L'objectif : lutter contre les problèmes psychiques et émotionnels chez les jeunes.

Si vous êtes passé par le parc Pirsoul, à Berchem-Sainte-Agathe, vous avez peut-être croisé un grand ours bleu assis sur un banc. Cet ours, c'est Warme William. Il invite chacun à se confier sur ce qui ne va pas en vous offrant une oreille attentive. Selon une enquête, un jeune sur cinq serait touché par des problèmes psychiques et émotionnels : 10% souffrent d'anxiété, 15% présentent des signes de sentiments dépressifs et 30% font état de troubles du sommeil.  

Ces problèmes peuvent être évités, à condition de veiller, dès le plus jeune âge, à ce que les enfants se sentent bien dans leur peau et dans leur tête. À condition de les guider dans leur quête d’identité, de leur apprendre à exprimer leurs émotions, de leur indiquer où et comment demander et trouver de l’aide. C’est l’objectif de la "Ville Bienveillante", Warme Stad en néerlandais. 

Le concept a débuté avec un projet-pilote dans cinq villes flamandes (Louvain, Turnhout, Genk, Gand et Bruges). “La commune de Berchem-Sainte-Agathe a tout de suite été intéressée par cette initiative. Nous n’avons dès lors pas hésité à soumettre notre candidature en tant que commune bienveillante, explique Katia Van den Broucke (Ecolo-Groen), échevine de la Jeunesse néerlandophone. Berchem est ainsi l'unique commune bienveillante en Région bruxelloise. “Notre commune dispose déjà de la structure Brede School – Flamingo qui offre un encadrement extrascolaire idéal aux jeunes Berchemois. Celle-ci peut encore être complétée par d’autres projets.
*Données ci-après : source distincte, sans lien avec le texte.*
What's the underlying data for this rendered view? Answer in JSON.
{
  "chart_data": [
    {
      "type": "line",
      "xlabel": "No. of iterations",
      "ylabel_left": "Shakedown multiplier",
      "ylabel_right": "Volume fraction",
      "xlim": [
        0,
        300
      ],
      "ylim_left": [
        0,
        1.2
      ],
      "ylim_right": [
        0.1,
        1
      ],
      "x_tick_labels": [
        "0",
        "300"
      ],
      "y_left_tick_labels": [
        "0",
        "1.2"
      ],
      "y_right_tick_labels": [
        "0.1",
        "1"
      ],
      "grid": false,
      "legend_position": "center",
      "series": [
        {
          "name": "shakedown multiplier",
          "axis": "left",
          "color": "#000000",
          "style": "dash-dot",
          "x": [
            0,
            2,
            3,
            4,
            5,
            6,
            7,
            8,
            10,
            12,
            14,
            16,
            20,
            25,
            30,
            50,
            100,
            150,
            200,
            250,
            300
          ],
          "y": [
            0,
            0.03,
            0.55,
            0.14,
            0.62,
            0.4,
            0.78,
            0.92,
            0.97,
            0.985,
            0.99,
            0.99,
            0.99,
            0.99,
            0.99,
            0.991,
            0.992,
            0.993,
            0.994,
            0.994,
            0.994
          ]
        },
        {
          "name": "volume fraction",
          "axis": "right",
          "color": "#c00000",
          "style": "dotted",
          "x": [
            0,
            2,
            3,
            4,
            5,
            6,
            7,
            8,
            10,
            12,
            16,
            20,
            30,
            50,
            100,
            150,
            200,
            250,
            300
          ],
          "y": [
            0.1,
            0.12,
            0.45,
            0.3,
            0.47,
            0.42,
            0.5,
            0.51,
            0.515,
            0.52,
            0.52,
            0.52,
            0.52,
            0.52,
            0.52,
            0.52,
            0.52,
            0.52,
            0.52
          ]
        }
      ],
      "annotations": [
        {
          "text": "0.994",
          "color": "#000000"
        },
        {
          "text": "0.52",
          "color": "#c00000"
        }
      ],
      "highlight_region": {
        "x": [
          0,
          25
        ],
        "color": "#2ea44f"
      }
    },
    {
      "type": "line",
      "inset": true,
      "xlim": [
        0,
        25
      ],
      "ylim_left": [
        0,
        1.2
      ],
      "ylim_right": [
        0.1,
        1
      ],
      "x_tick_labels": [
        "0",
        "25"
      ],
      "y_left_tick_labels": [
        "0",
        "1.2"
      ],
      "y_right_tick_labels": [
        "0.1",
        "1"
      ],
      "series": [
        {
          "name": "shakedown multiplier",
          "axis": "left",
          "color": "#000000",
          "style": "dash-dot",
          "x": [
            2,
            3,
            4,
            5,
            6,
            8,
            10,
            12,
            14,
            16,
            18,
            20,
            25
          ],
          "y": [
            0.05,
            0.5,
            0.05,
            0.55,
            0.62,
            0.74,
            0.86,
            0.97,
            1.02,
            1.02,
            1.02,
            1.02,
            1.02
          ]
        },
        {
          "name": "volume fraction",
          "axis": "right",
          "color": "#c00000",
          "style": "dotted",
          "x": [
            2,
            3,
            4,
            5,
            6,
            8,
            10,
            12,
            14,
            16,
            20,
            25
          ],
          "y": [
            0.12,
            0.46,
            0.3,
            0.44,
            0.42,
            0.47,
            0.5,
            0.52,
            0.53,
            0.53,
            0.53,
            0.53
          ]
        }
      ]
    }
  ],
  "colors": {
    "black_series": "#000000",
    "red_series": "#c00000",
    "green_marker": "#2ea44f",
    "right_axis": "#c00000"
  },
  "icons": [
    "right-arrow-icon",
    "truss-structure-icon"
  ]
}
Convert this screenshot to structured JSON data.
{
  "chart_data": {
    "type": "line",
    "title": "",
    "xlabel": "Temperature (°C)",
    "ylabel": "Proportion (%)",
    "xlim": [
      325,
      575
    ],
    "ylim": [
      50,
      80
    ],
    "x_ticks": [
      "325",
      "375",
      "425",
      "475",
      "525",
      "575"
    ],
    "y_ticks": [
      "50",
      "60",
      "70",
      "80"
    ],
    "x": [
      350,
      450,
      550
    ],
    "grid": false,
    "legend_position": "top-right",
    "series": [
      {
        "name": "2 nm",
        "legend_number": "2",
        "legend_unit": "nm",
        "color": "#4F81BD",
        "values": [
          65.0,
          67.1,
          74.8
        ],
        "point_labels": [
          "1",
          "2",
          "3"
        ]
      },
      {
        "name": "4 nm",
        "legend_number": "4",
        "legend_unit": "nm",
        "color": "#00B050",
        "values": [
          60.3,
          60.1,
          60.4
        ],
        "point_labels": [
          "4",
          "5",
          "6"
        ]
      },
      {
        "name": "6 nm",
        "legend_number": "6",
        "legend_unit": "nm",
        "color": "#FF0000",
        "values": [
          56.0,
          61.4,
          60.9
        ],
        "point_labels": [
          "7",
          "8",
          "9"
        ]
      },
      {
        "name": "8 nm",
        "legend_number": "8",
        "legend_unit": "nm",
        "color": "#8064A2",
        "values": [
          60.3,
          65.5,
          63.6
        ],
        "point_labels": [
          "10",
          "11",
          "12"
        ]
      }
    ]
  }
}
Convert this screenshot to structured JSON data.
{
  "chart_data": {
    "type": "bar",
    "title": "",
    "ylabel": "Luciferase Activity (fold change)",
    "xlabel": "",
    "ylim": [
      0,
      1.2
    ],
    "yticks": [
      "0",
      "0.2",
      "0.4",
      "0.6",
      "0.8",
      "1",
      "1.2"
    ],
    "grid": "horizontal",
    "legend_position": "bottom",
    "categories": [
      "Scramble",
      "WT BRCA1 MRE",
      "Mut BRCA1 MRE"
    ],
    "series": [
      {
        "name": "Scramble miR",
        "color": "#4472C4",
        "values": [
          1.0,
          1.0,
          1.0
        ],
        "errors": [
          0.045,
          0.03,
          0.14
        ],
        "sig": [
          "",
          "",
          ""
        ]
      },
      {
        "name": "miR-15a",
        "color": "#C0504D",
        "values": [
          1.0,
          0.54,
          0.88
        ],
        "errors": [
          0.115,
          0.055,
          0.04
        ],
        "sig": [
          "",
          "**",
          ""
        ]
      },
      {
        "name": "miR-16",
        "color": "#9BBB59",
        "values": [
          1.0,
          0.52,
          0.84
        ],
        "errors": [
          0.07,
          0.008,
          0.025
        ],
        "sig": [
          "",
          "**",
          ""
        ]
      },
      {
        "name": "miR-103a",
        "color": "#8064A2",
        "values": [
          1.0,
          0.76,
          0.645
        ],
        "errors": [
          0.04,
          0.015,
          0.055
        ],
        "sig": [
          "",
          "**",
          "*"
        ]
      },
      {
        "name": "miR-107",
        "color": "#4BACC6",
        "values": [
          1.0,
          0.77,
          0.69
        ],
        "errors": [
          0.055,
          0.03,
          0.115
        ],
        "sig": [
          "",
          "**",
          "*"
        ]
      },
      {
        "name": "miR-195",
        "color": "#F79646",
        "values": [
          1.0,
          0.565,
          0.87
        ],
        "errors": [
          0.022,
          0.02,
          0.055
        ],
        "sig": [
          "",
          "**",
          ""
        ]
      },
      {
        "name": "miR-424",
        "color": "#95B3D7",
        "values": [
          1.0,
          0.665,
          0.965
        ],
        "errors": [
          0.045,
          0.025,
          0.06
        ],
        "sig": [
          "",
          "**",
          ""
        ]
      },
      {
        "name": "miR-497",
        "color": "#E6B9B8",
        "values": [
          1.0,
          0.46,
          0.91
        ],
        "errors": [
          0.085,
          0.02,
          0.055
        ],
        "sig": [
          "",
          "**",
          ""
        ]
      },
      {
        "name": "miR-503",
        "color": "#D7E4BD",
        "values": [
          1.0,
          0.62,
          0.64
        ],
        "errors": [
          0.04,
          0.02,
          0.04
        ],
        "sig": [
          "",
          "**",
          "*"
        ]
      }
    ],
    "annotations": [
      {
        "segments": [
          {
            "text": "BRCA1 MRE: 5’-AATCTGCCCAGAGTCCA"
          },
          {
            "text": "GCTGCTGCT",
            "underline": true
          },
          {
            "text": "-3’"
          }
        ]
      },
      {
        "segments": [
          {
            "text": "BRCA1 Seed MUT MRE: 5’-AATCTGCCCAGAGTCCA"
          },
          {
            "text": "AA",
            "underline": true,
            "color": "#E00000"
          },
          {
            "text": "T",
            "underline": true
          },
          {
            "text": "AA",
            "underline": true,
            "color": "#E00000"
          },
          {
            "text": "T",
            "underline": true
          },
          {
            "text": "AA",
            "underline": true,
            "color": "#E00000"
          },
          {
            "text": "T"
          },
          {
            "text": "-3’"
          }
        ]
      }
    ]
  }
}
Concrètement, une commune bienveillante crée un environnement propice pour les enfants, les adolescents et les jeunes adultes dans la commune. L'objectif est que les citoyens prennent soin d'eux et des personnes qu'ils côtoient. Warme William est le symbole de cette solidarité. "Nous l'avons installé sur un banc du parc Pirsoul car il est suffisamment connu et fréquenté tout en apportant de la discrétion."